2.

157 18 18
                                    


***

Ichigo w dalszym ciągu nie do końca wiedział, co tak naprawdę powinien zrobić, tym bardziej że jeszcze wczoraj wszystko wydawało mu się dziecinnie proste. Obecnie był zadziwiająco spokojny, choć gdzieś głęboko w sobie czuł lekką obawę. Nie był przecież głupi, doskonale wiedział, że zgodził się na coś absolutnie lekkomyślnego – niestety. Nie miał już szansy, by jakkolwiek się ze wszystkiego wymówić. Na to nie pozwalałaby zresztą jego duma złodzieja.

Musiał więc ukraść Różę Wschodu.

Ale czym ona w zasadzie była? To najcenniejszy obecnie na rynku diament, importowany prosto z Indii do japońskiego Muzeum Narodowego na okres trzech tygodni. Błyskotka stanowiła nie lada atrakcję dla zainteresowanych, gdyż chodziły głosy, iż liczyła sobie dobrych kilka tysięcy lat, automatycznie nabierając niebotycznej wartości, która przekraczać mogła nawet osiem miejsc po przecinku. Na domiar złego specjalnie na tę okazję muzeum przeszło gruntowne ulepszenie pod względem bezpieczeństwa: odnowiono systemy alarmowe i czujniki ruchu, powiększono monitoring, a gablotkę, w której znajdowała się sama Róża Wschodu, wykonano z niezniszczalnego szkła pancernego, odpornego na wszelkie czynniki zewnętrzne. Kurosaki z poufnych źródeł dowiedział się również, że diament miał prawdopodobnie większą obstawę niż sam cesarz, co paradoksalnie nie nastrajało go zbyt optymistycznie do planowanego skoku. W zasadzie nawet nie wiedział, od czego powinien zacząć – od hordy strażników czy od rozbrojenia systemu alarmowego. Przeklął pod nosem na samą tę myśl. Niezauważalne wejście do środka, ba!, samo zbliżenie się do Róży Wschodu, było zadaniem iście niewykonalnym. Ale musiał to zrobić, podjąć całe ryzyko bez względu na cenę.
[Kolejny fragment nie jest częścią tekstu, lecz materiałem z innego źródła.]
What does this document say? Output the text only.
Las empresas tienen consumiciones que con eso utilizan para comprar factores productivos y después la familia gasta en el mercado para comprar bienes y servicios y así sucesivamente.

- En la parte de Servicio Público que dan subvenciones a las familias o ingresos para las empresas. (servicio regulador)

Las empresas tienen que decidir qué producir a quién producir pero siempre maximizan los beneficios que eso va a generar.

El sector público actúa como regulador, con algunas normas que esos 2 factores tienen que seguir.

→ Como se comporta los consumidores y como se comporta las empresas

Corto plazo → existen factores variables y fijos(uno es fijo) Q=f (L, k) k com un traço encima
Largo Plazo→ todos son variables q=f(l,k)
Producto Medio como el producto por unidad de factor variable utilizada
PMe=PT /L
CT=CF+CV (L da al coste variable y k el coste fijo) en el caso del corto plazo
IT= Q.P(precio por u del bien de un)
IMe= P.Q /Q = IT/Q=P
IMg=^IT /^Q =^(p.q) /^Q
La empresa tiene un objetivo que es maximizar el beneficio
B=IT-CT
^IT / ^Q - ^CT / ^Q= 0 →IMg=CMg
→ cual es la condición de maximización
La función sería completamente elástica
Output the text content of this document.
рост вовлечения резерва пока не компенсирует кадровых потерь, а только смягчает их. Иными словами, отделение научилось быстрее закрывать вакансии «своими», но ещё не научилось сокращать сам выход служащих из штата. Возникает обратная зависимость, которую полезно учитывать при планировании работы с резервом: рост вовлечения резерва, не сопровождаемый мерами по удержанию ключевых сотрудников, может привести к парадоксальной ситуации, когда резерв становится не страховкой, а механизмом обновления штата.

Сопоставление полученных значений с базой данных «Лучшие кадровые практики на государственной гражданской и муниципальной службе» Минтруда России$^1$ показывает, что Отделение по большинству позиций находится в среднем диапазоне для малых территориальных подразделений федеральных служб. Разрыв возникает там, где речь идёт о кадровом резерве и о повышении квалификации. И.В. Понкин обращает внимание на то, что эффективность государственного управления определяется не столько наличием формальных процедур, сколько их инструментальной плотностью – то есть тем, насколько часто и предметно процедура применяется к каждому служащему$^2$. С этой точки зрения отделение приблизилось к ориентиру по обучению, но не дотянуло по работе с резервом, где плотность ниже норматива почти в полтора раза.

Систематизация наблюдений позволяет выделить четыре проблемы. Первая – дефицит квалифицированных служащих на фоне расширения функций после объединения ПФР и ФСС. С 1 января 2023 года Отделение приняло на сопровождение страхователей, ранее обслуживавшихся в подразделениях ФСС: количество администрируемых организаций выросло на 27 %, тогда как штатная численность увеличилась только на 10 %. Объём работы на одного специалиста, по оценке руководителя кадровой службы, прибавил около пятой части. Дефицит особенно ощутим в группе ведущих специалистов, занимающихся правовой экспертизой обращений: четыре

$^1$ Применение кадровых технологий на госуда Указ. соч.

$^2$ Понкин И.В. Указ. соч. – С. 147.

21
Kurosaki doskonale zdawał sobie sprawę, że poprzedniego wieczoru został sprowokowany. Abarai najzwyczajniej w świecie go podpuścił, uderzając w najczulszy element psychiki każdego mężczyzny – jego dumę. Ze swoim najbardziej jadowitym uśmiechem oświadczył, że on, Ichigo, nigdy nie będzie mu w stanie dorównać, gdyż każde, nawet najprostsze zadanie, jest w stanie go przerosnąć. W tym fachu liczyła się cierpliwość i opanowanie, a Kurosakiemu zdecydowanie brakowało obu tych cech. Podobnie jak alibi, bowiem tylko mając dobre plecy, złodziej był w stanie jakkolwiek wymówić się z popełnionego błędu.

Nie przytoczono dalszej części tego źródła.